The site of Lady Well in Killyon is typical of the sites of holy wells in the Boyne valley. There is a tumulus nearby which shows that the place was of importance in pagan times. The site of Lady Well in Killyon had probably been an important chief’s residence at the time of St Patrick, and was donated to Liadhán, a young kinswoman of the chief, who founded a convent there and built a church. When the Normans came they built their own monastery on the Celtic site. (If it wasn’t derelict by that time, they would have simply driven the monks out). The Normans maintained a succession of dwellings, castles and other strong houses there during the Middle Ages.
In Cromwellian times power passed from the Ricards to new settlers who enclosed the demesne and built the manor house.
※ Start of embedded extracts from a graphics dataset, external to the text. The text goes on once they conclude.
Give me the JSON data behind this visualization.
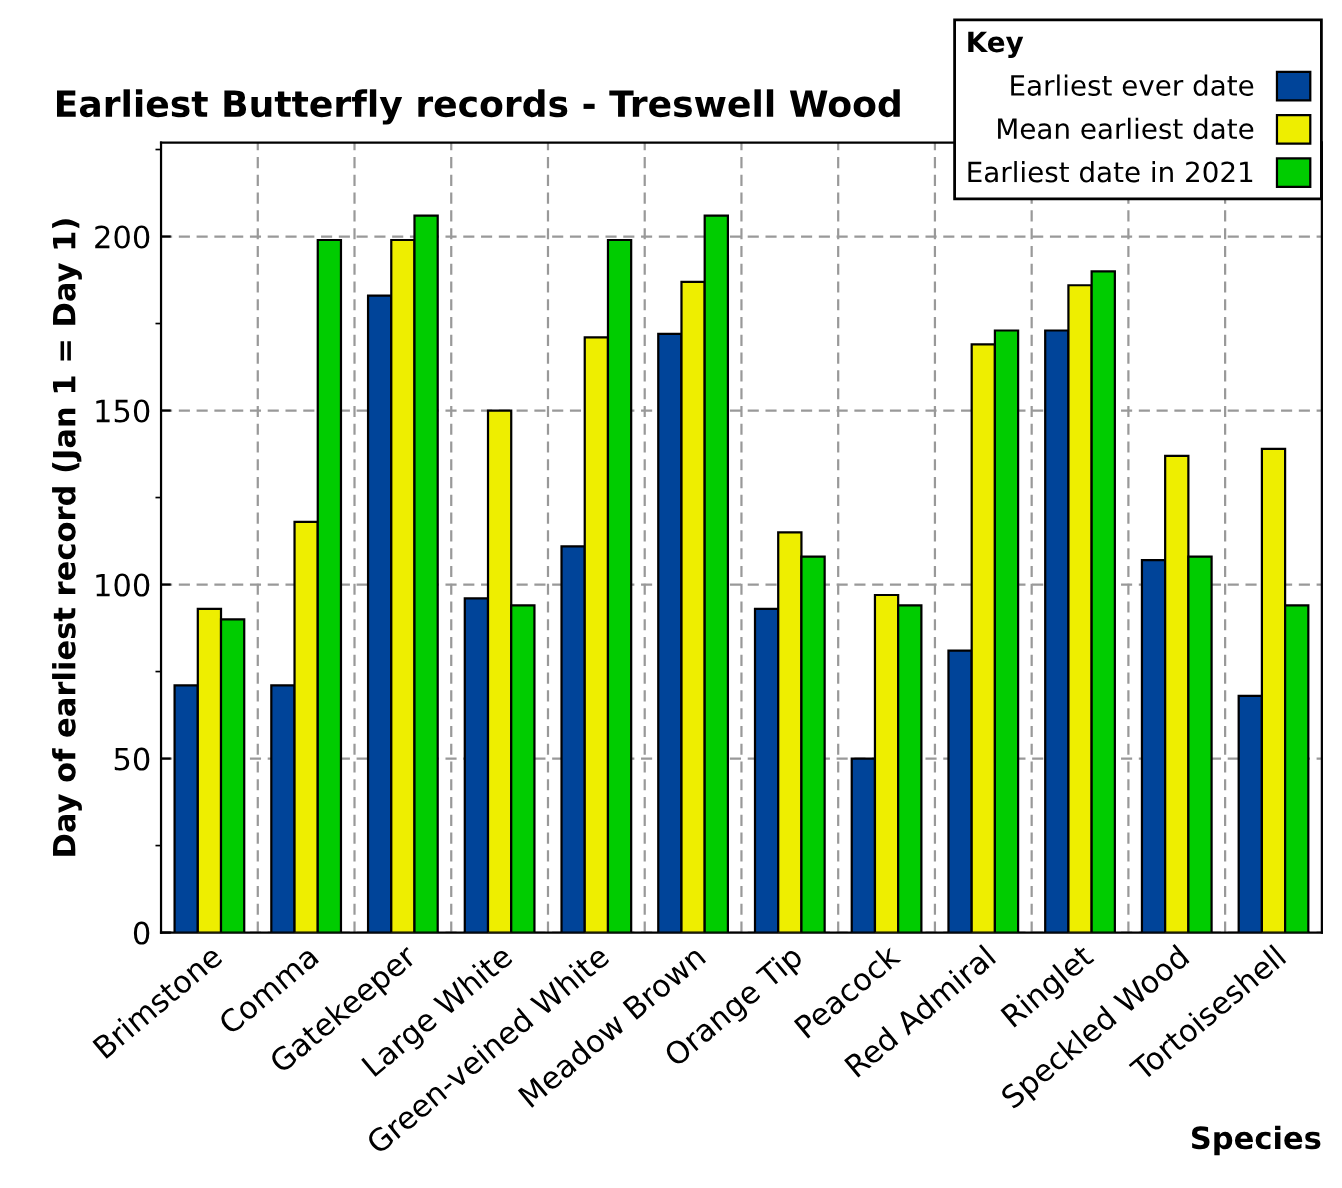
{
  "chart_data": {
    "type": "bar",
    "title": "Earliest Butterfly records - Treswell Wood",
    "xlabel": "Species",
    "ylabel": "Day of earliest record (Jan 1 = Day 1)",
    "legend_title": "Key",
    "legend": "top right",
    "grid": true,
    "categories": [
      "Brimstone",
      "Comma",
      "Gatekeeper",
      "Large White",
      "Green-veined White",
      "Meadow Brown",
      "Orange Tip",
      "Peacock",
      "Red Admiral",
      "Ringlet",
      "Speckled Wood",
      "Tortoiseshell"
    ],
    "series": [
      {
        "name": "Earliest ever date",
        "color": "#004499",
        "values": [
          71,
          71,
          183,
          96,
          111,
          172,
          93,
          50,
          81,
          173,
          107,
          68
        ]
      },
      {
        "name": "Mean earliest date",
        "color": "#eeee00",
        "values": [
          93,
          118,
          199,
          150,
          171,
          187,
          115,
          97,
          169,
          186,
          137,
          139
        ]
      },
      {
        "name": "Earliest date in 2021",
        "color": "#00cc00",
        "values": [
          90,
          199,
          206,
          94,
          199,
          206,
          108,
          94,
          173,
          190,
          108,
          94
        ]
      }
    ],
    "ylim": [
      0,
      227
    ],
    "yticks": [
      0,
      50,
      100,
      150,
      200
    ]
  }
}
A church of the new religion took the place of an ancient church beside the pagan tumulus, and the successors to the Norman monks crept back to a secluded spot where they hoped to escape the vigour of the Penal Laws. They ministered in secret until the Catholic Church was able to reorganise its parishes in the late eighteenth century. Then the Dominicans of Donore became the first pastors to minister in the thatched chapels of Longwood, Killyon and Ballivor.
There are ruins of an old monastery and graveyard at Lady Well where the annual ceremonies take place on 15 August.
Lady Well at Slane is well recorded and is reputed to have changed location when attempts were made to seal it. Usually it is said that when the well was desecrated by someone washing dogs in it, or when it was closed up by a Protestant landowner to prevent pilgrimages, it would spring up in another location nearby.
The rational explanation may be that underground watercourses change for natural reasons, and that supernatural causes were resorted to account for what appeared incomprehensible.
Image: The womblike approach to the Lady Well with the Boyne river to the right.